Doom 3 was met with awe when it was first revealed at E3 2001, but the response to the final result in August 2004 was a little more tepid – though it was still most certainly a good game. Steven L. Kent, former video game journalist and author of the excellent The Ultimate History of Video Games takes us behind the scenes of the development of this landmark game in The Making of Doom 3 (ISBN: 9780072230529).
The Making of Doom 3 promises a trip through the entire development of the game, from the initial concept right through to the finished product. Along the way, it treats readers to exclusive interviews with key people behind the game like id’s Lead Programmer John Carmack. You’ll find out everything that inspired the team at id during the creation of the game, stories behind the creatures and guns in the game, and stuff that didn’t make it into the final product.
However, if you were hoping for a “warts and all” style breakdown of the Doom 3 development process, you might be disappointed.
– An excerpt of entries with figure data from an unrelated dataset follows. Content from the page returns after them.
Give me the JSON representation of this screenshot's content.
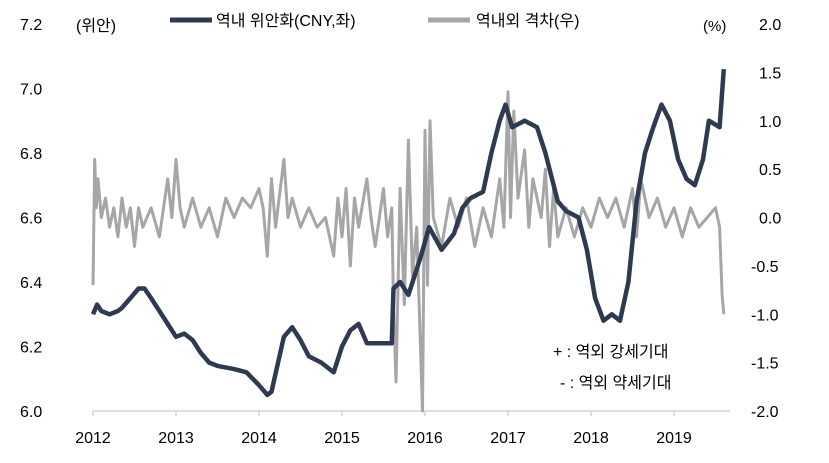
{
  "chart_data": {
    "type": "line",
    "title": "",
    "left_axis": {
      "unit_label": "(위안)",
      "ylim": [
        6.0,
        7.2
      ],
      "ticks": [
        "6.0",
        "6.2",
        "6.4",
        "6.6",
        "6.8",
        "7.0",
        "7.2"
      ]
    },
    "right_axis": {
      "unit_label": "(%)",
      "ylim": [
        -2.0,
        2.0
      ],
      "ticks": [
        "-2.0",
        "-1.5",
        "-1.0",
        "-0.5",
        "0.0",
        "0.5",
        "1.0",
        "1.5",
        "2.0"
      ]
    },
    "x_ticks": [
      "2012",
      "2013",
      "2014",
      "2015",
      "2016",
      "2017",
      "2018",
      "2019"
    ],
    "xlim": [
      2012.0,
      2019.65
    ],
    "legend_position": "top",
    "annotations": [
      "+ : 역외 강세기대",
      "- : 역외 약세기대"
    ],
    "series": [
      {
        "name": "역내 위안화(CNY,좌)",
        "axis": "left",
        "color": "#2e3a4f",
        "points": [
          [
            2012.0,
            6.3
          ],
          [
            2012.05,
            6.33
          ],
          [
            2012.1,
            6.31
          ],
          [
            2012.2,
            6.3
          ],
          [
            2012.3,
            6.31
          ],
          [
            2012.35,
            6.32
          ],
          [
            2012.45,
            6.35
          ],
          [
            2012.55,
            6.38
          ],
          [
            2012.62,
            6.38
          ],
          [
            2012.7,
            6.35
          ],
          [
            2012.8,
            6.31
          ],
          [
            2012.9,
            6.27
          ],
          [
            2013.0,
            6.23
          ],
          [
            2013.1,
            6.24
          ],
          [
            2013.2,
            6.22
          ],
          [
            2013.3,
            6.18
          ],
          [
            2013.4,
            6.15
          ],
          [
            2013.5,
            6.14
          ],
          [
            2013.7,
            6.13
          ],
          [
            2013.85,
            6.12
          ],
          [
            2014.0,
            6.08
          ],
          [
            2014.1,
            6.05
          ],
          [
            2014.15,
            6.06
          ],
          [
            2014.22,
            6.14
          ],
          [
            2014.3,
            6.23
          ],
          [
            2014.4,
            6.26
          ],
          [
            2014.5,
            6.22
          ],
          [
            2014.6,
            6.17
          ],
          [
            2014.75,
            6.15
          ],
          [
            2014.9,
            6.12
          ],
          [
            2015.0,
            6.2
          ],
          [
            2015.1,
            6.25
          ],
          [
            2015.2,
            6.27
          ],
          [
            2015.3,
            6.21
          ],
          [
            2015.45,
            6.21
          ],
          [
            2015.6,
            6.21
          ],
          [
            2015.62,
            6.38
          ],
          [
            2015.7,
            6.4
          ],
          [
            2015.8,
            6.36
          ],
          [
            2015.95,
            6.48
          ],
          [
            2016.05,
            6.57
          ],
          [
            2016.2,
            6.5
          ],
          [
            2016.35,
            6.55
          ],
          [
            2016.45,
            6.63
          ],
          [
            2016.55,
            6.66
          ],
          [
            2016.7,
            6.68
          ],
          [
            2016.8,
            6.8
          ],
          [
            2016.9,
            6.9
          ],
          [
            2016.97,
            6.95
          ],
          [
            2017.05,
            6.88
          ],
          [
            2017.2,
            6.9
          ],
          [
            2017.35,
            6.88
          ],
          [
            2017.45,
            6.8
          ],
          [
            2017.6,
            6.65
          ],
          [
            2017.7,
            6.62
          ],
          [
            2017.85,
            6.6
          ],
          [
            2017.95,
            6.5
          ],
          [
            2018.05,
            6.35
          ],
          [
            2018.15,
            6.28
          ],
          [
            2018.25,
            6.3
          ],
          [
            2018.35,
            6.28
          ],
          [
            2018.45,
            6.4
          ],
          [
            2018.55,
            6.65
          ],
          [
            2018.65,
            6.8
          ],
          [
            2018.75,
            6.88
          ],
          [
            2018.85,
            6.95
          ],
          [
            2018.95,
            6.9
          ],
          [
            2019.05,
            6.78
          ],
          [
            2019.15,
            6.72
          ],
          [
            2019.25,
            6.7
          ],
          [
            2019.35,
            6.78
          ],
          [
            2019.42,
            6.9
          ],
          [
            2019.55,
            6.88
          ],
          [
            2019.6,
            7.06
          ]
        ]
      },
      {
        "name": "역내외 격차(우)",
        "axis": "right",
        "color": "#a6a6a6",
        "points": [
          [
            2012.0,
            -0.7
          ],
          [
            2012.02,
            0.6
          ],
          [
            2012.04,
            0.1
          ],
          [
            2012.06,
            0.4
          ],
          [
            2012.1,
            0.0
          ],
          [
            2012.15,
            0.2
          ],
          [
            2012.2,
            -0.1
          ],
          [
            2012.25,
            0.1
          ],
          [
            2012.3,
            -0.2
          ],
          [
            2012.35,
            0.2
          ],
          [
            2012.4,
            -0.1
          ],
          [
            2012.45,
            0.1
          ],
          [
            2012.5,
            -0.3
          ],
          [
            2012.55,
            0.1
          ],
          [
            2012.6,
            -0.1
          ],
          [
            2012.7,
            0.1
          ],
          [
            2012.8,
            -0.2
          ],
          [
            2012.9,
            0.4
          ],
          [
            2012.95,
            0.0
          ],
          [
            2013.0,
            0.6
          ],
          [
            2013.05,
            0.1
          ],
          [
            2013.1,
            -0.1
          ],
          [
            2013.2,
            0.2
          ],
          [
            2013.3,
            -0.1
          ],
          [
            2013.4,
            0.1
          ],
          [
            2013.5,
            -0.2
          ],
          [
            2013.6,
            0.2
          ],
          [
            2013.7,
            0.0
          ],
          [
            2013.8,
            0.2
          ],
          [
            2013.9,
            0.1
          ],
          [
            2014.0,
            0.3
          ],
          [
            2014.05,
            0.1
          ],
          [
            2014.1,
            -0.4
          ],
          [
            2014.15,
            0.4
          ],
          [
            2014.2,
            -0.1
          ],
          [
            2014.3,
            0.6
          ],
          [
            2014.35,
            0.0
          ],
          [
            2014.4,
            0.2
          ],
          [
            2014.5,
            -0.1
          ],
          [
            2014.6,
            0.1
          ],
          [
            2014.7,
            -0.1
          ],
          [
            2014.8,
            0.0
          ],
          [
            2014.9,
            -0.4
          ],
          [
            2014.95,
            0.2
          ],
          [
            2015.0,
            -0.2
          ],
          [
            2015.05,
            0.3
          ],
          [
            2015.1,
            -0.5
          ],
          [
            2015.15,
            0.2
          ],
          [
            2015.2,
            -0.1
          ],
          [
            2015.3,
            0.4
          ],
          [
            2015.35,
            0.0
          ],
          [
            2015.4,
            -0.3
          ],
          [
            2015.5,
            0.3
          ],
          [
            2015.55,
            -0.2
          ],
          [
            2015.6,
            0.1
          ],
          [
            2015.62,
            -0.9
          ],
          [
            2015.65,
            -1.7
          ],
          [
            2015.7,
            0.3
          ],
          [
            2015.75,
            -0.9
          ],
          [
            2015.8,
            0.8
          ],
          [
            2015.85,
            -0.6
          ],
          [
            2015.9,
            -0.1
          ],
          [
            2015.97,
            -2.0
          ],
          [
            2016.0,
            0.9
          ],
          [
            2016.03,
            -0.7
          ],
          [
            2016.06,
            1.0
          ],
          [
            2016.1,
            0.0
          ],
          [
            2016.2,
            -0.3
          ],
          [
            2016.3,
            0.2
          ],
          [
            2016.4,
            -0.1
          ],
          [
            2016.5,
            0.2
          ],
          [
            2016.6,
            -0.3
          ],
          [
            2016.7,
            0.1
          ],
          [
            2016.8,
            -0.2
          ],
          [
            2016.9,
            0.4
          ],
          [
            2016.95,
            -0.1
          ],
          [
            2017.0,
            1.3
          ],
          [
            2017.03,
            0.0
          ],
          [
            2017.07,
            1.1
          ],
          [
            2017.12,
            0.2
          ],
          [
            2017.2,
            0.7
          ],
          [
            2017.25,
            -0.1
          ],
          [
            2017.3,
            0.4
          ],
          [
            2017.4,
            0.0
          ],
          [
            2017.45,
            0.5
          ],
          [
            2017.5,
            -0.3
          ],
          [
            2017.55,
            0.3
          ],
          [
            2017.6,
            -0.2
          ],
          [
            2017.7,
            0.1
          ],
          [
            2017.8,
            -0.2
          ],
          [
            2017.9,
            0.1
          ],
          [
            2018.0,
            -0.1
          ],
          [
            2018.1,
            0.2
          ],
          [
            2018.2,
            0.0
          ],
          [
            2018.3,
            0.2
          ],
          [
            2018.4,
            -0.1
          ],
          [
            2018.5,
            0.3
          ],
          [
            2018.55,
            -0.2
          ],
          [
            2018.6,
            0.4
          ],
          [
            2018.7,
            0.0
          ],
          [
            2018.8,
            0.2
          ],
          [
            2018.9,
            -0.1
          ],
          [
            2019.0,
            0.1
          ],
          [
            2019.1,
            -0.2
          ],
          [
            2019.2,
            0.1
          ],
          [
            2019.3,
            -0.1
          ],
          [
            2019.4,
            0.0
          ],
          [
            2019.5,
            0.1
          ],
          [
            2019.55,
            -0.1
          ],
          [
            2019.58,
            -0.8
          ],
          [
            2019.6,
            -1.0
          ]
        ]
      }
    ]
  }
}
For instance, you won’t find anything in the book about what it took to actually get id’s top brass to approve the game for development. The book makes it seem like the logical thing for id to do was to create Doom 3 and that everything was hunky dory, but in reality Carmack and several other id personnel threatened to leave the company if they didn’t get to make Doom 3, as the company’s management wanted to pursue other projects. Paul Steed even got axed as a result of Carmack and co’s coup. Making of projects tend to be about portraying events in a positive light – if you want the negatives, you’ve got to wait for a post-mortem.
The book goes through just about every square inch, giving you the lowdown on what went into creating each bit of the game. It’s incredibly detailed – this book and Half-Life 2: Raising the Bar are what we should expect when the words “making of” or “behind the scenes” pop up – not those 22 minute fluff piece documentaries we usually get with special editions. What the book doesn’t really achieve is informing you why Doom 3 does the things it does, and why designers created creatures and weapons in a particular way. You’re not going to find out why the torch is separate, for instance. Kent is an engaging writer with a lot of talent, so you’ll get drawn into the book quite easily, but you are bound to have unanswered questions at the end.
One cannot help but be a little disappointed in the design of the book. The page layouts are fine, and high quality paper stock is used, but the book is perfect bound and falls apart easily. I did not particularly care for the use of the Doom font for every single question and heading in the book, either.
These issues aside, The Making of Doom 3 is an informative book with plenty of information about the incredible effort that went into the production of the game. You’re bound to learn something new about the game, but the book’s focus on being entirely positive will leave you wanting if you came looking for the whole story.